Living in Seattle, I have met people who knew Amanda Knox and even more people who knew people who knew the young woman now convicted of murder in Italy. I’ll forego comments on whether she might be guilty or innocent. But I want to point out what many in the media noticed: the impression Amanda made in Italy generally and the law court specifically.
Among other things, the news media report, Amanda wore t-shirts with slogans to court. She had turned cartwheels in the police station when she felt restless while waiting to give evidence. She didn’t demonstrate the expected emotions.
People don’t usually get prison sentences based on image, although it happens. (Ever see Paradise Lost?) But they do get stuck in their careers and even lose jobs when they don’t fit the image that is expected. A few years ago, famed columnist Penelope Trunk wrote an online article on image. She shared a tip that might seem surprising, even shocking, at first: “..Get rid of that perfectionist streak, do a little less work, and use that time to make yourself look better.”

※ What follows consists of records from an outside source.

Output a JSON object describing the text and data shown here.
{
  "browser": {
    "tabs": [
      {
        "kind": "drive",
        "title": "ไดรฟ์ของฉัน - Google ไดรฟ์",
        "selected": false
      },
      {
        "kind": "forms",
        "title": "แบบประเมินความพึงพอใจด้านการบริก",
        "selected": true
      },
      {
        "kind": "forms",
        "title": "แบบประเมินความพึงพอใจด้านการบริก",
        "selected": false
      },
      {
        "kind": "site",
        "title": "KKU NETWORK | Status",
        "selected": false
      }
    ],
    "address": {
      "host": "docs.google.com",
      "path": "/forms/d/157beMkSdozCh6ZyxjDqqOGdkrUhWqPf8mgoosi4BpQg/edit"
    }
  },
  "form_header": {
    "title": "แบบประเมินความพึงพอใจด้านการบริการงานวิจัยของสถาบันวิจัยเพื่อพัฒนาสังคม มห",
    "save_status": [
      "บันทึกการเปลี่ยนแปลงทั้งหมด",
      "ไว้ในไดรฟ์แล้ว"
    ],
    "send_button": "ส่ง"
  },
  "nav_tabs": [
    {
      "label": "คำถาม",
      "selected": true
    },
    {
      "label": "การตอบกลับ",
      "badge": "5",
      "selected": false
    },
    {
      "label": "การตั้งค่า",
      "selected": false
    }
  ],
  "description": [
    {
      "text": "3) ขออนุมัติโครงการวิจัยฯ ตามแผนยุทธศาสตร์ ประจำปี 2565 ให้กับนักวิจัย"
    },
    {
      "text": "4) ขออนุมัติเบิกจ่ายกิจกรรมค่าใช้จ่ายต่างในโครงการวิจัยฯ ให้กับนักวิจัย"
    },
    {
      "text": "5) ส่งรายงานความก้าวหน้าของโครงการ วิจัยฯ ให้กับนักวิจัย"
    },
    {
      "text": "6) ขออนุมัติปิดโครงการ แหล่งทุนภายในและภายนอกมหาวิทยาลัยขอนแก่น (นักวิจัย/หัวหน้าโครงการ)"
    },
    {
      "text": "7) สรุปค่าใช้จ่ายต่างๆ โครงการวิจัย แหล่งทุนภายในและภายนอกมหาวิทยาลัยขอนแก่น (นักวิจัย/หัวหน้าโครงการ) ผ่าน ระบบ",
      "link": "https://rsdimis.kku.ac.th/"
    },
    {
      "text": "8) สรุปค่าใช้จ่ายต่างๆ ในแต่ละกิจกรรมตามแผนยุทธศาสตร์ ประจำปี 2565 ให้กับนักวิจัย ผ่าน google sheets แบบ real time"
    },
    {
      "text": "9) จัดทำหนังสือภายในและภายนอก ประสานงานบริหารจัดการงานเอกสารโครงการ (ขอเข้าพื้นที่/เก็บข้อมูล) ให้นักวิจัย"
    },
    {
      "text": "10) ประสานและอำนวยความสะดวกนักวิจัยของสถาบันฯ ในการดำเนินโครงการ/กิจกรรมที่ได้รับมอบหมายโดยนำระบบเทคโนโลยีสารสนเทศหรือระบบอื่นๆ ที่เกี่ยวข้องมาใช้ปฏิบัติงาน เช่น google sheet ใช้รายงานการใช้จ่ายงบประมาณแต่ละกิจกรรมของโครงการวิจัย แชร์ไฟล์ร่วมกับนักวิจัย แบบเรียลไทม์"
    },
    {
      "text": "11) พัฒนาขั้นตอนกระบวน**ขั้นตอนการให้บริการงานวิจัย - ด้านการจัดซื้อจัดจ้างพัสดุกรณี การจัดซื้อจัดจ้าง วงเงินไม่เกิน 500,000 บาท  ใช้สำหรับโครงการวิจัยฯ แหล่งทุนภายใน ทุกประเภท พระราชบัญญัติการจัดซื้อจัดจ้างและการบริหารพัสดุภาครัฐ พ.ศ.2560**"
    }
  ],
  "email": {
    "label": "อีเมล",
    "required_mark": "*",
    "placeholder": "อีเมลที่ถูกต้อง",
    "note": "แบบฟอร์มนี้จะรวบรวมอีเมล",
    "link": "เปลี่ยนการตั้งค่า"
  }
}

In her own early days, Pennelope’s image was too youthful to be taken seriously. She hired an image consultant. That’s probably not a bad idea if you’re moving up the executive track and if you choose an image consultant who knows your field, and industry. In the US courtroom defendants can hire image consultants; awhile back I saw a movie made on the premise of an image consultant who specialized in making tough criminals look like choirboys, with some pretty interesting outcomes. (Alas, the movie was flawed, but the concept was awesome.)
We rarely hear about another aspect of culture: expression of emotion and openness. It’s pretty explicit in courtrooms. Personally, I’ve always wondered why defendants are supposed to look remorseful if they’re pleading “not guilty.” They can show sorrow, but isn’t the whole idea that they have nothing to be apologetic about?
Workplace cultures have expectations of emotion that are just as irrational. I believe just about everyone frowns on crying, except in sports, where both men and women are allowed to cry when their teams lose. There’s wider variance in expectations of being upbeat, friendly and open. There’s even wider variance on conversational topics. Once I read about someone who was the “first woman” to hold a traditional male position in a Silicon Valley company. She read the sports pages to prepare for informal pre-meeting chatter. To her surprise, one male senior manager asked another where he got his sweater and they talked about shopping at Nordstroms.
Ultimately, I think that’s why theatre majors often achieve success in all walks of life. Their parents may shudder, “I sent you to college to learn something useful.” Often the most useful lesson to learn is that being in a workplace or business setting isn’t about expressing yourself. It’s about playing a role, recognizing that people want your costume and actions to be consistent with the character you have been assigned.